莊家是一位約莫三十餘歲的男人,身材壯碩高大,典型的秦人風采,眉宇之間,透出幾分兇惡的氣息。

他的桌子前,已經積累了差不多五十個大金元寶。

是賭點子,擲骰子來賭大小,尋常而言都是三個骰子在罐子里搖晃一會兒,扣在桌子上,人們開始下注。

通常而言,都是三個骰子,若是三個骰子到時候的點子是一模一樣的,那就是豹子。

一旦中了豹子,也要看大小,小豹子莊家返回兩倍,大豹子返還五倍。

若是出現的點子和莊家押注的是一模一樣的,則莊家獲勝,這個世界大多數情況下,還是莊家說了算的。

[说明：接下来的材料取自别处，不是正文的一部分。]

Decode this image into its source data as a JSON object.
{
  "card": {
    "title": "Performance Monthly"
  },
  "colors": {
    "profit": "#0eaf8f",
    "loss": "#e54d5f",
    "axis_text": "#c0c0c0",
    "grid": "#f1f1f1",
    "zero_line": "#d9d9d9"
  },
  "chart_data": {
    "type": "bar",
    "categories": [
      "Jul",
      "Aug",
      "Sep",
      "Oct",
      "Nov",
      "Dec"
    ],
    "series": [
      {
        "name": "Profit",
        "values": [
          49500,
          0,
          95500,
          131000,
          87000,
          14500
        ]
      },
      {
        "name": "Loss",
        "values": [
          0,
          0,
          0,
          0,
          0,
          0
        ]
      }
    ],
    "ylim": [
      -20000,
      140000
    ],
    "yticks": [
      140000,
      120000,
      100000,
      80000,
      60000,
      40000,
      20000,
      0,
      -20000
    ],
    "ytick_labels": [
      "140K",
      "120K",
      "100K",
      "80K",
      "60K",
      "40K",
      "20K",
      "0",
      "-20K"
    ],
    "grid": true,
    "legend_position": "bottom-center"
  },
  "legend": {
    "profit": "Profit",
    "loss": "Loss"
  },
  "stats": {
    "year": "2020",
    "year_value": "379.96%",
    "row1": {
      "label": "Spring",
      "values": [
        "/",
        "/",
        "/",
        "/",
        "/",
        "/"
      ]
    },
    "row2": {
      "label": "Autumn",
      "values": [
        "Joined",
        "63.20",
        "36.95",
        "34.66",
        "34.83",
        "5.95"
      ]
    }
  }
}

這一輪馬上就要結束了,最後的點子出來後,有人歡喜有人憂,可賭桌上的真金白銀,變化始終都不大,只是輪流轉,換主人罷了。

李塵是頭一次來到賭場,看到如此之多的真金白銀,難免心神搖曳。

元正湊上前就唯一的一塊金元寶壓在了小豹子上的,賭場里流傳着一句話,上來就壓豹子,保證准贏。

雖說這句話有些扯淡,卻也成了賭場的一個默認的規矩。

元正也是遵循守舊的押注,莊家看了一眼新來的元正,沒多大的反應,來賭場裡面消遣試手氣的年輕人太多了,他們已經見慣了。

賭場里的人,大多數都是見怪不怪的。

因為他們經歷了多少事情,只有自己知道。

莊家又一次的開始搖骰子,最後砰地一聲扣在了桌子上。

元正微微運轉滄海六合,大致感受了一番,不是小豹子,有一個骰子出了問題,偏差了三個點子。

到達元正這樣的境界,好歹也是道境了,可以合理的運用大道法則。

稍微做了一下手腳,只有自己知道,裡面是個小豹子。

在眾人等候期待的目光中,莊家揭開了罐子,裡面是一個三個骰子都是三點,一個小豹子。

有幾人頓時氣得臉紅脖子粗。

其中有一人說道:“早知道就跟着這位娃娃一起了,上來就壓豹子,故人誠我不欺啊。”

聽着口氣,還像是一個讀過書的賭徒。

李塵在一旁眼睜睜的看着,一塊金元寶,立馬成了三塊金元寶。

他當然知道元正都干出了一些什麼事情,只不過賭桌上,多數都是沒有武道修為的人,就算有,撐死了就是象境,而元正在道境。

這樣的一個人來到賭場上,真的是虎入羊群啊。

元正中了豹子,但對於莊家而言,沒有多大的影響。

下注的人,有七八個,總有那麼四五個倒霉的,沒有大過莊家的點子。

當莊家其實是比較穩妥的,可是風險也大。

莊家的好處在於,除非手氣壞到了一定程度,不然是不會垮台的,偶爾出現通殺,也是很正常的。

基本上,那個擁有主導權的位置,就讓莊家立於不敗之地了。

當然,元正以前在瀚州豪賭的時候,也當過莊家,那個時候他還沒有現在的武道修為,都被人給搞垮台了。

希望能在大秦的賭場里,把過去的場子給找回來。